SURABAYAPAGI.com - Korea Utara tampaknya sedang mengembangkan rudal balistik baru, walau negara itu dilaporkan tengah menjalin hubungan yang baik dengan pemerintahan Presiden AS Donald Trump.

Laporan terkini mengenai aktivitas Korut didapat selagi sejumlah satelit mata-mata memantau fasilitas Sanumdong dekat Pyongyang. Menurut beberapa pejabat AS kepada harian Washington Post, satu atau dua rudal balistik terlihat sedang dibuat di lokasi itu.

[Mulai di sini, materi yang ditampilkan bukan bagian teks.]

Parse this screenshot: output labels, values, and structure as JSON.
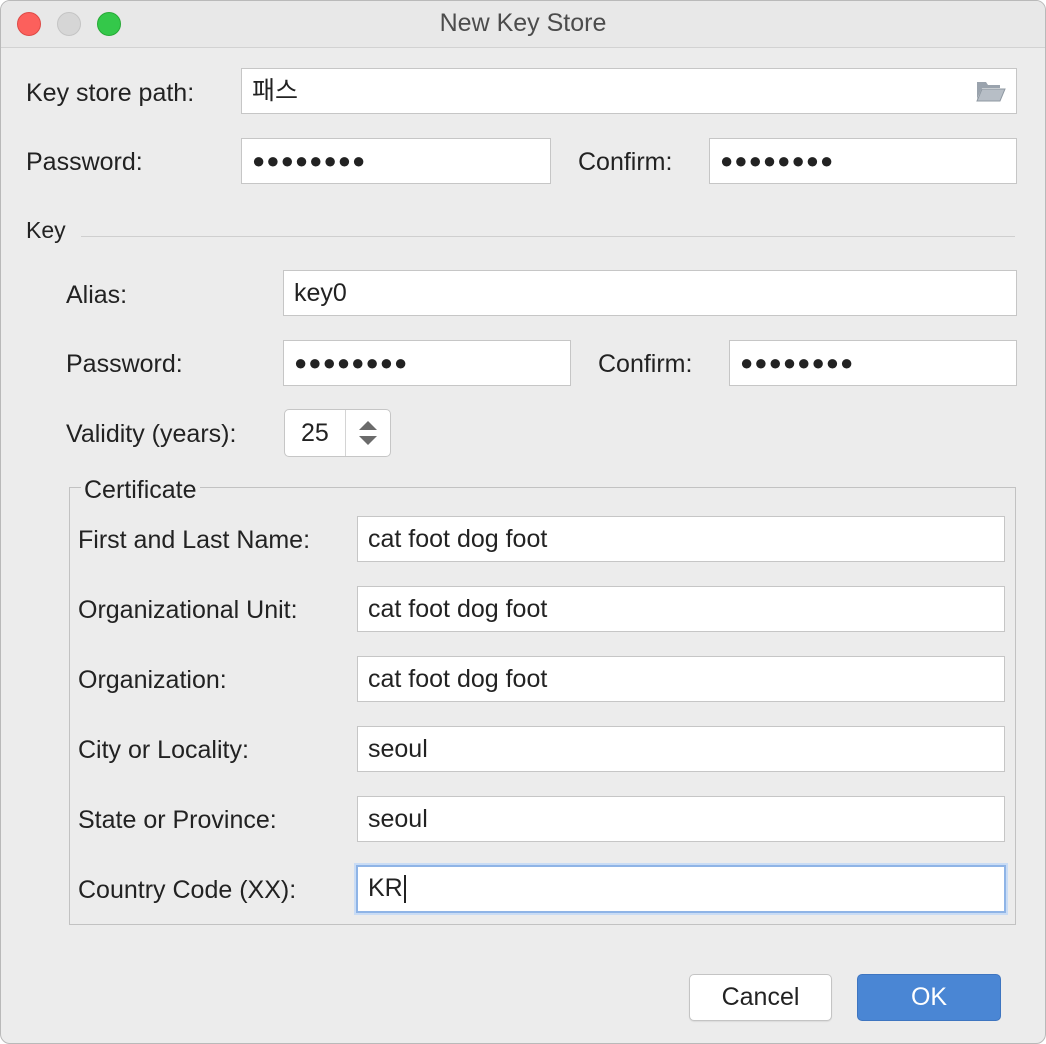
{
  "window": {
    "title": "New Key Store"
  },
  "keystore": {
    "path_label": "Key store path:",
    "path_value": "패스",
    "password_label": "Password:",
    "password_value": "●●●●●●●●",
    "confirm_label": "Confirm:",
    "confirm_value": "●●●●●●●●"
  },
  "key": {
    "section_label": "Key",
    "alias_label": "Alias:",
    "alias_value": "key0",
    "password_label": "Password:",
    "password_value": "●●●●●●●●",
    "confirm_label": "Confirm:",
    "confirm_value": "●●●●●●●●",
    "validity_label": "Validity (years):",
    "validity_value": "25"
  },
  "certificate": {
    "title": "Certificate",
    "fields": [
      {
        "label": "First and Last Name:",
        "value": "cat foot dog foot"
      },
      {
        "label": "Organizational Unit:",
        "value": "cat foot dog foot"
      },
      {
        "label": "Organization:",
        "value": "cat foot dog foot"
      },
      {
        "label": "City or Locality:",
        "value": "seoul"
      },
      {
        "label": "State or Province:",
        "value": "seoul"
      },
      {
        "label": "Country Code (XX):",
        "value": "KR"
      }
    ]
  },
  "buttons": {
    "cancel": "Cancel",
    "ok": "OK"
  },
  "colors": {
    "accent": "#4a86d4",
    "window_bg": "#ececec",
    "focus_ring": "#8fb4e6"
  },
  "icons": {
    "browse": "folder-open-icon",
    "spinner": "up-down-arrows-icon"
  }
}
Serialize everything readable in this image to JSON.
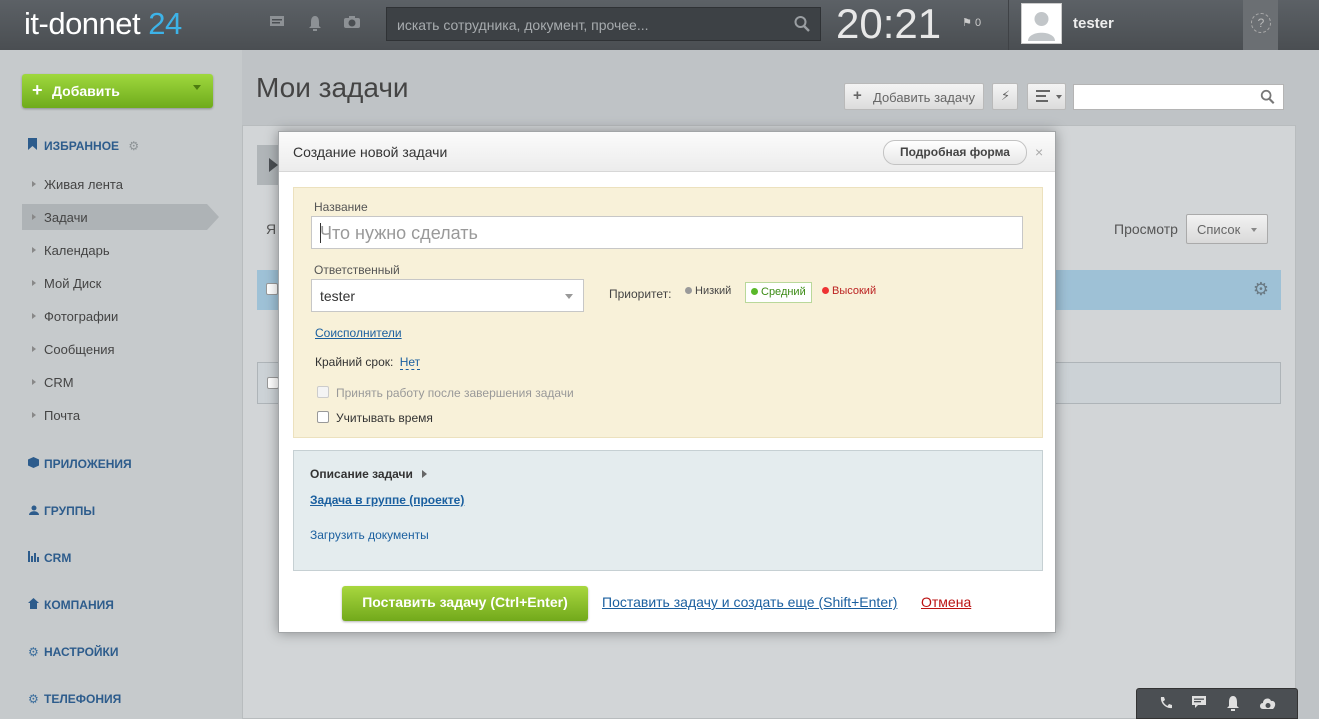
{
  "header": {
    "logo_text": "it-donnet",
    "logo_num": "24",
    "search_placeholder": "искать сотрудника, документ, прочее...",
    "time": "20:21",
    "flag_count": "0",
    "username": "tester",
    "help": "?"
  },
  "sidebar": {
    "add_label": "Добавить",
    "favorites": "ИЗБРАННОЕ",
    "items": [
      "Живая лента",
      "Задачи",
      "Календарь",
      "Мой Диск",
      "Фотографии",
      "Сообщения",
      "CRM",
      "Почта"
    ],
    "sections": [
      "ПРИЛОЖЕНИЯ",
      "ГРУППЫ",
      "CRM",
      "КОМПАНИЯ",
      "НАСТРОЙКИ",
      "ТЕЛЕФОНИЯ"
    ]
  },
  "main": {
    "title": "Мои задачи",
    "add_task": "Добавить задачу",
    "view_label": "Просмотр",
    "view_value": "Список",
    "bg_letter": "Я"
  },
  "dialog": {
    "title": "Создание новой задачи",
    "full_form": "Подробная форма",
    "close": "×",
    "name_label": "Название",
    "name_placeholder": "Что нужно сделать",
    "responsible_label": "Ответственный",
    "responsible_value": "tester",
    "priority_label": "Приоритет:",
    "priority_low": "Низкий",
    "priority_mid": "Средний",
    "priority_high": "Высокий",
    "coexecutors": "Соисполнители",
    "deadline_label": "Крайний срок:",
    "deadline_value": "Нет",
    "accept_work": "Принять работу после завершения задачи",
    "track_time": "Учитывать время",
    "description": "Описание задачи",
    "group_task": "Задача в группе (проекте)",
    "upload_docs": "Загрузить документы",
    "submit": "Поставить задачу (Ctrl+Enter)",
    "submit_more": "Поставить задачу и создать еще (Shift+Enter)",
    "cancel": "Отмена"
  },
  "colors": {
    "accent_green": "#7db62a",
    "link_blue": "#1a5f9f",
    "cancel_red": "#b11111"
  }
}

Fasilitas Sanumdong dikenal sebagai lokasi yang telah memproduksi gelombang pertama rudal-rudal balistik Korut yang mampu menjangkau AS. Seorang pejabat yang diwawancarai kantor berita Reuters mengatakan belum jelas seberapa jauh perkembangan proyek tersebut.

Bagaimanapun, menurut Reuters, citra satelit memperlihatkan sejumlah kendaraan hilir-mudik di tempat itu. Laporan bahwa Korut amat mungkin melanjutkan program senjata nuklirnya bukan yang pertama mengemuka setelah pertemuan antara Trump dan Pemimpin Korut, Kim Jong-un, di Singapura, Juni lalu.

Pada akhir Juni, media AS merilis laporan berdasarkan bocoran intelijen berisi indikasi bahwa Korut masih menggencarkan proyek di lokasi pengayaan nuklir.

Kemudian, pekan lalu, Menteri Luar Negeri AS, Mike Pompeo, mengungkapkan kepada para senator bahwa pabrik-pabrik Korut "masih memproduksi material fisil" yang digunakan untuk membuat senjata nuklir.

Padahal, pada pertemuan di Singapura, Trump dan Kim menyatakan bertekad bekerja menuju denuklirisasi. Bahkan, Trump menegaskan Korut "tak lagi menjadi ancaman nuklir".